OpenAI has certainly created a model that sounds more human-like, but actual human oversight and curation is still necessary for the product to function correctly and “for the good.” At times, GPT-3 can produce low-quality, unreadable content, which is the opposite of what Google looks for when ranking pages.
For that reason, it’s best that content marketers use GPT-3 generated content as a starting point. Topic generation, first paragraph, first drafts, or meta tag generation can all be significantly sped up with the help of a AI-powered content generator tool.
But make sure there are still some humans left around on your team to edit, enrich, and revise any AI generated content.
#3: The Use Cases For GPT-3 in SEO Are Significant
The amount of tasks that GPT-3 can accomplish are truly impressive. For example, GPT-3 can function as a search engine.
It can generate code.
It can do UI/UX design.
Other use cases for GPT-3 in digital marketing include:
- Content Optimization
- Technical SEO
- Content Strategy
- Keyword Research and Clustering
- Ad Copy & A/B testing
- Social Media copy generation
- Web Development
- And others!
Those SEO agencies and digital marketers who incorporate GPT-3 powered tools into their workflows are likely to see faster and increased content production. For those teams without the resource in-house, these tools can be huge to scaling growth and competing in search.

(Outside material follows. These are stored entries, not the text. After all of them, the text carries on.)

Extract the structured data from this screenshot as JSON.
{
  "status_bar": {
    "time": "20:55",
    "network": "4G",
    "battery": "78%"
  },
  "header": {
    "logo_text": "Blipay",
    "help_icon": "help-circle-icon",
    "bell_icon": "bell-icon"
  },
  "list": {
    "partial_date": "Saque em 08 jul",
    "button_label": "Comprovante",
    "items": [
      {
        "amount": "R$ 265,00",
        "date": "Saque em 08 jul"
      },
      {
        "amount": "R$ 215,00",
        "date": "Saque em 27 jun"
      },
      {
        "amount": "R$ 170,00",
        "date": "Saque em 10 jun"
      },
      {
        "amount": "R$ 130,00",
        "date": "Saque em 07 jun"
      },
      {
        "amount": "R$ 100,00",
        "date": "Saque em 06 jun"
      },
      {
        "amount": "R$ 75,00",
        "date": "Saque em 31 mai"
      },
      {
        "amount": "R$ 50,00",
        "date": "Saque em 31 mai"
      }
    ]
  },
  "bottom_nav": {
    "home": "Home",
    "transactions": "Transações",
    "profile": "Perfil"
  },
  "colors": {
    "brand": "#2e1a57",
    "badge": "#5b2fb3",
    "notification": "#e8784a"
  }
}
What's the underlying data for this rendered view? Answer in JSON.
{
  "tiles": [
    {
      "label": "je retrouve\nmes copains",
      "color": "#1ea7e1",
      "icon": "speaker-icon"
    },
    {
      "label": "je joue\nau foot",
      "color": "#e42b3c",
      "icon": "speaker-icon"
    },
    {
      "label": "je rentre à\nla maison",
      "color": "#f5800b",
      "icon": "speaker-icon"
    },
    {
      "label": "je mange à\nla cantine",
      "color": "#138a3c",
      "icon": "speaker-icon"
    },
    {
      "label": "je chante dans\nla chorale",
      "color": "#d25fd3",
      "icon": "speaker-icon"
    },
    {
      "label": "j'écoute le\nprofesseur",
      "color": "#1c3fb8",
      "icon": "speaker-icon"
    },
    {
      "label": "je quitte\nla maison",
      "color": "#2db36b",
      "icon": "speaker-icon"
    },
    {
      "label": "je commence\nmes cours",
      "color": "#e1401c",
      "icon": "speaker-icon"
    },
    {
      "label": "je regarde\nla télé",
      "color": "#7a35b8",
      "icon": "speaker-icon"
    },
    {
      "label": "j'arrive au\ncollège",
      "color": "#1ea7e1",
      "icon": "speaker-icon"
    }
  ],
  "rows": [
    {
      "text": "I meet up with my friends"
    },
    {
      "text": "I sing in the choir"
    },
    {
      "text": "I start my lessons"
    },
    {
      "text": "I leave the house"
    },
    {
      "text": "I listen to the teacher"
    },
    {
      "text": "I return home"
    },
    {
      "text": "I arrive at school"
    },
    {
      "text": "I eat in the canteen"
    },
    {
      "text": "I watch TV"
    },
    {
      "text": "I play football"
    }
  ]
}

#4: Yes, GPT-3 Could Reduce Content Marketing Jobs
The reality is, anyone who relies on content writing from freelancers or low-quality content mills can easily replace those writers with GPT-3-powered tools.

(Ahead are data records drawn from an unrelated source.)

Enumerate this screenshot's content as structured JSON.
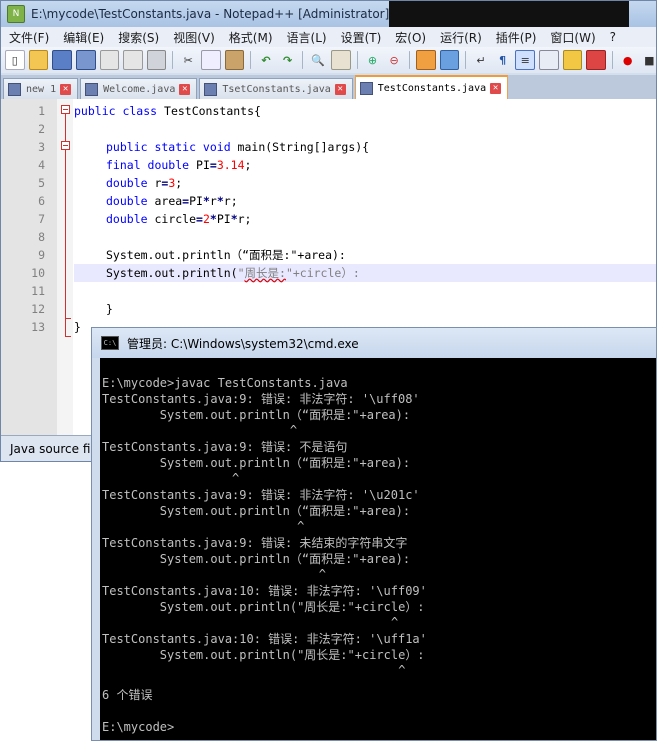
{
  "notepad": {
    "title": "E:\\mycode\\TestConstants.java - Notepad++ [Administrator]",
    "menu": [
      "文件(F)",
      "编辑(E)",
      "搜索(S)",
      "视图(V)",
      "格式(M)",
      "语言(L)",
      "设置(T)",
      "宏(O)",
      "运行(R)",
      "插件(P)",
      "窗口(W)",
      "?"
    ],
    "tabs": [
      {
        "label": "new  1"
      },
      {
        "label": "Welcome.java"
      },
      {
        "label": "TsetConstants.java"
      },
      {
        "label": "TestConstants.java"
      }
    ],
    "line_numbers": [
      "1",
      "2",
      "3",
      "4",
      "5",
      "6",
      "7",
      "8",
      "9",
      "10",
      "11",
      "12",
      "13"
    ],
    "code": {
      "l1_kw": "public class",
      "l1_rest": " TestConstants{",
      "l3_kw": "public static void",
      "l3_rest": " main(String[]args){",
      "l4_kw": "final double",
      "l4_a": " PI",
      "l4_op": "=",
      "l4_num": "3.14",
      "l4_end": ";",
      "l5_kw": "double",
      "l5_a": " r",
      "l5_op": "=",
      "l5_num": "3",
      "l5_end": ";",
      "l6_kw": "double",
      "l6_a": " area",
      "l6_op": "=",
      "l6_b": "PI",
      "l6_op2": "*",
      "l6_c": "r",
      "l6_op3": "*",
      "l6_d": "r;",
      "l7_kw": "double",
      "l7_a": " circle",
      "l7_op": "=",
      "l7_num": "2",
      "l7_op2": "*",
      "l7_b": "PI",
      "l7_op3": "*",
      "l7_c": "r;",
      "l9": "System.out.println（“面积是:\"+area):",
      "l10_a": "System.out.println(",
      "l10_str": "\"",
      "l10_sq": "周长是:",
      "l10_b": "\"+circle）:",
      "l12": "}",
      "l13": "}"
    },
    "status": "Java source fil"
  },
  "cmd": {
    "title": "管理员: C:\\Windows\\system32\\cmd.exe",
    "lines": [
      "",
      "E:\\mycode>javac TestConstants.java",
      "TestConstants.java:9: 错误: 非法字符: '\\uff08'",
      "        System.out.println（“面积是:\"+area):",
      "                          ^",
      "TestConstants.java:9: 错误: 不是语句",
      "        System.out.println（“面积是:\"+area):",
      "                  ^",
      "TestConstants.java:9: 错误: 非法字符: '\\u201c'",
      "        System.out.println（“面积是:\"+area):",
      "                           ^",
      "TestConstants.java:9: 错误: 未结束的字符串文字",
      "        System.out.println（“面积是:\"+area):",
      "                              ^",
      "TestConstants.java:10: 错误: 非法字符: '\\uff09'",
      "        System.out.println(\"周长是:\"+circle）:",
      "                                        ^",
      "TestConstants.java:10: 错误: 非法字符: '\\uff1a'",
      "        System.out.println(\"周长是:\"+circle）:",
      "                                         ^",
      "",
      "6 个错误",
      "",
      "E:\\mycode>"
    ]
  }
}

Although we strongly discourage businesses and brands from removing human beings from the writing process entirely this early on, these tools can save costs for teams.
There is a lot more to SEO copywriting than just generating words. SEO copywriters work hard to match the tone, voice, and style of their brand or the brands they write for, but GPT-3 will continue to get better and detecting and replicating these nuances with their text generation.
#5: GPT-3 is Impacting Search. Big Time.
GPT-3’s direct application to the SEO industry is abundantly clear. No one has monetized machine learning and NLP as well as Google, and it’s been a long time since Google had an equally-matched competitor. The commercial GPT-3 product is changing that.
Advancements in the field of natural language processing are the reason why when you prompt Google with any question or keyword phrase, it understands your intent and finds the web page it believes will best serve your needs. But it is not only Google’s NLP capabilities, but its immense indexing power, that catapulted it to a 92% share of the search engine market.
But because GPT-3 is now a commercial product, it could equip other innovators and brands to develop search engines of their own. The search engine market could finally open up to new competitors who have similar technological advantages and cloud services, like AWS, Microsoft, or Apple.
As the field of natural language processing continues to progress, digital marketers could see entirely new search engines and advertising platforms emerge. GPT-3, and more products like it, could create seismic shifts in the realm of search.
Until then, Google’s role as the market leader is unlikely to change anytime soon.